Maribel Verdú et son engagement social dans le cinéma
Maribel Verdú est une figure emblématique du cinéma espagnol, connue non seulement pour son talent d’actrice, mais également pour son engagement social. Lors d’une récente interview, elle a souligné des problèmes cruciaux se rapportant au droit au logement, déclarant que le fait de ne pas pouvoir dénoncer un sujet aussi grave revient à ignorer d’autres formes de maltraitance.
Le droit à un logement digne
Dans le cadre de la promotion de son dernier film, Bajo tus pies, Verdú est revenue sur la crise du logement qui frappe de nombreuses personnes. Elle a exprimé son indignation face à la situation actuelle, en déclarant : « Nous avons perdu le droit à une habitation digne, un droit pourtant inscrit dans la Constitution ».
Elle s’est également référée à des amis contraints de quitter Madrid pour des villes comme Elche ou Orense, car ils ne peuvent plus se permettre de vivre dans la capitale. Verdú a mis en lumière l’absurdité de considérer les artistes comme des privilèges, simplement parce qu’ils sont confrontés à ces réalités de manière indirecte.

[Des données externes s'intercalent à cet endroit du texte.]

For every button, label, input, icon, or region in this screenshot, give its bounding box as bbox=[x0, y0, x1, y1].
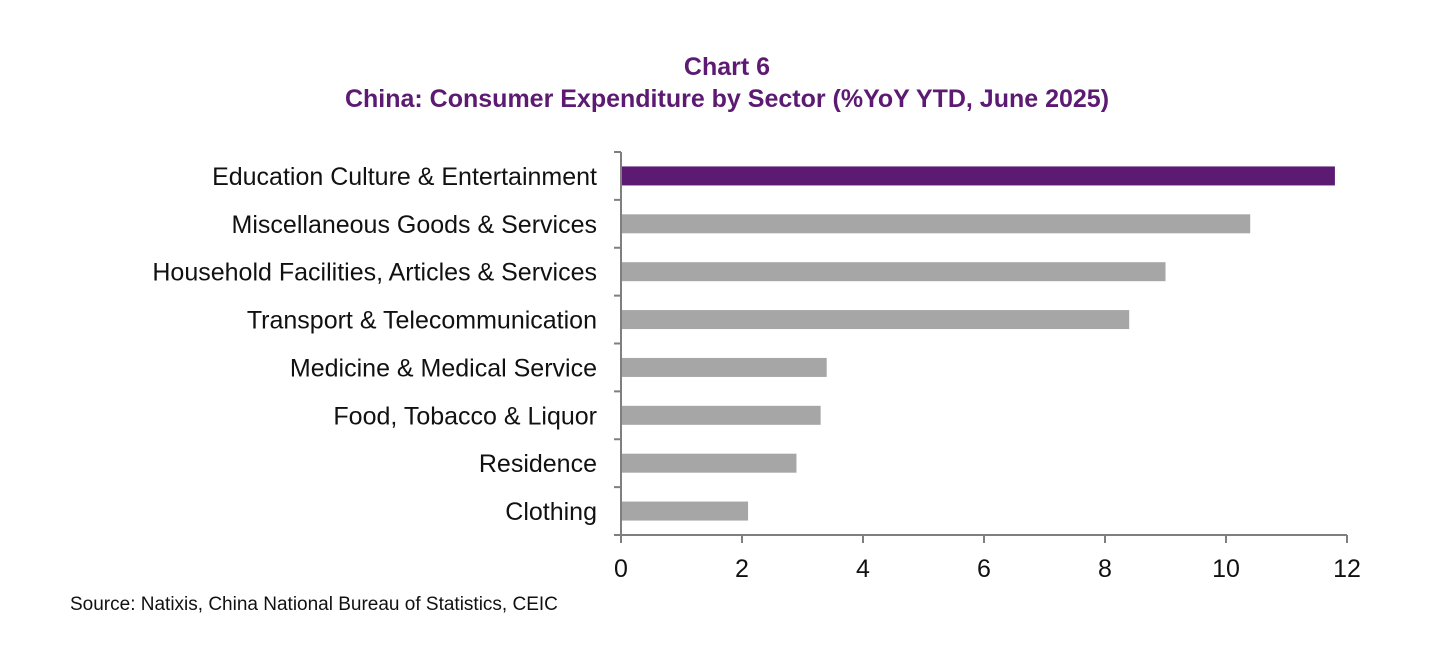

Une voix contre la démagogie
Répondant aux critiques qui insinuent que les acteurs ne devraient pas parler de problèmes sociaux s’ils ne les subissent pas directement, Maribel a dit : « Dois-je vivre sous un pont pour dénoncer cela ? » Elle a insisté sur le fait que toutes les voix doivent être entendues, peu importe leur origine ou leur statut économique. Pour elle, ignorer ces problèmes revient à adopter une position tiède, qu’elle abhorre.
Le cinéma comme miroir de la réalité
Verdú a toujours cru au pouvoir du cinéma comme un moyen de réflexion sur la société. Elle a reconnu que, si certains films sont divertissants, d’autres ont la capacité de changer les vies et de faire prendre conscience des injustices. « Le cinéma espagnol a toujours été un moyen de s’engager politiquement », a-t-elle expliqué, en citant le réalisateur britannique Ken Loach comme une de ses inspirations.
Les défis des femmes dans l’industrie
Au fil de ses quarante années de carrière, Maribel Verdú a également observé les défis auxquels sont confrontées les femmes dans l’industrie cinématographique. Elle a rassuré que, bien qu’il existe des disparités, elle a personnellement eu la chance de continuer à décrocher des rôles intéressants à mesure qu’elle prend de l’âge. « J’ai fait le personnage le plus difficile de ma carrière dans Furia 2 », a-t-elle affirmé.
Conclusion : Un engagement permanent
En conclusion, Maribel Verdú continue d’être une voix puissante dans le cinéma et dans la société. Son engagement pour des questions sociales et sa volonté de ne pas rester silencieuse sur des problématiques telles que le droit au logement font d’elle une figure essentielle du paysage culturel espagnol. Il est impératif que toutes les voix s’unissent dans le combat pour une société plus juste et équitable.